IT Baseline Protection Manual S 4.26 Regular security checks of Unix systems
S 4.26 Regular security checks of Unix systems
Initiation responsibility: Head of IT Section, IT Security Management
Implementation responsibility: Administrators
Unix operating systems by default offer various security features. However, these can only become effective if they are used properly. The settings required for this purpose should be automatically checked by means of tools so that
it will be possible to detect and to remedy inconsistencies within a Unix system; and
the system administrator will be able to manage the Unix operating system by making optimum use of the existing security mechanisms.

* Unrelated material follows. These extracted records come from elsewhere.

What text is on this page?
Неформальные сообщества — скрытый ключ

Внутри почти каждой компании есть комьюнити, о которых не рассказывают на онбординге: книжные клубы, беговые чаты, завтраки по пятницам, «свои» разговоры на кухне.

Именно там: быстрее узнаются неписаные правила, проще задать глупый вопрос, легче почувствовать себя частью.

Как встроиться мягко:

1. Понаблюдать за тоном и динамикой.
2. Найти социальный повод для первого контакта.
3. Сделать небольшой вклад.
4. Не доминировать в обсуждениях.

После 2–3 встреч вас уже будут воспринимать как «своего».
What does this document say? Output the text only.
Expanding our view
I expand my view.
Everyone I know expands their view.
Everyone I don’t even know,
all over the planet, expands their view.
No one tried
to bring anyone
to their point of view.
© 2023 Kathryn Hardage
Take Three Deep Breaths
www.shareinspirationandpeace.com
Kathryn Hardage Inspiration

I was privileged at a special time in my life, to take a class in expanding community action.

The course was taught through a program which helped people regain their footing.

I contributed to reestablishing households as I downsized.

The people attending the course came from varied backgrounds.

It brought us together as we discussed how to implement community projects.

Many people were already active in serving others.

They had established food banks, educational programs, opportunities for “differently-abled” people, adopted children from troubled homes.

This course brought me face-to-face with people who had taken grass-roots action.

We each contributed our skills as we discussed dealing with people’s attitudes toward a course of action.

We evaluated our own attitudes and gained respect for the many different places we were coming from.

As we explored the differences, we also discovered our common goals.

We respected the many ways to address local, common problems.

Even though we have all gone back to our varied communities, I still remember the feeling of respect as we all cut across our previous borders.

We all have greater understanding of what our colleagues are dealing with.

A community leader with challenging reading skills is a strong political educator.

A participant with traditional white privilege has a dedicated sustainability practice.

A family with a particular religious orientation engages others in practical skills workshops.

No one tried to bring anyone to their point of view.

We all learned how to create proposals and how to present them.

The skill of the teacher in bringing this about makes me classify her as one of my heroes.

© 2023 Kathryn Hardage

Such checks can be made with programs available in the given Unix system, individually developed shell scripts or PD programs. For some Unix variants, commercial programs are available as well.
Examples:
pwck
This is one of the standard operating system commands. With this command, a consistency check is made of the /etc/passwd file. This is to verify whether all required entries have been made, whether the log-in directory for the user exists, and whether the log-in program is in existence. Similar functions are provided by the additional logins command for Unix SVR4 with which it is also possible to locate accounts without a password.
grpck
With this command, a consistency check is made of the /etc/group file. This command is also one of the standard operating system commands. This is to check whether all required entries have been made, whether the members of a group are actually included in the user password file and whether the group number tallies with the number given in that file.
tripwire
Using this program, integrity cheks of files can be carried out. Checksums of files are created and stored in a data base. tripwire is available in various free versions.
cops
This public domain program serves to check the security of Unix systems, e.g. various system settings, access rights, SUID files etc, are checked and potential security loopholes highlighted.
tiger
With this Public-Domain program, Unix systems can be checked for security weaknesses. The program works similar to cops.
SATAN
Using this public domain program, the network security can be analysed. It checks networked Unix systems for known deficiencies which have often not been eliminated.
USEIT
This tool for secure Unix administration was developed by the BSI to enable system administrators to automatically check the security settings of a Unix system with a tool. Further information on USEIT can be obtained from the IT baseline protection CD.
crack
With this public domain program, a check is made of whether the existing passwords are too simple and can be easily guessed.
Additional controls:
Are the execution and the results of such security checks being documented?
Which vulnerabilities are checked by means of the used programs and shell scripts?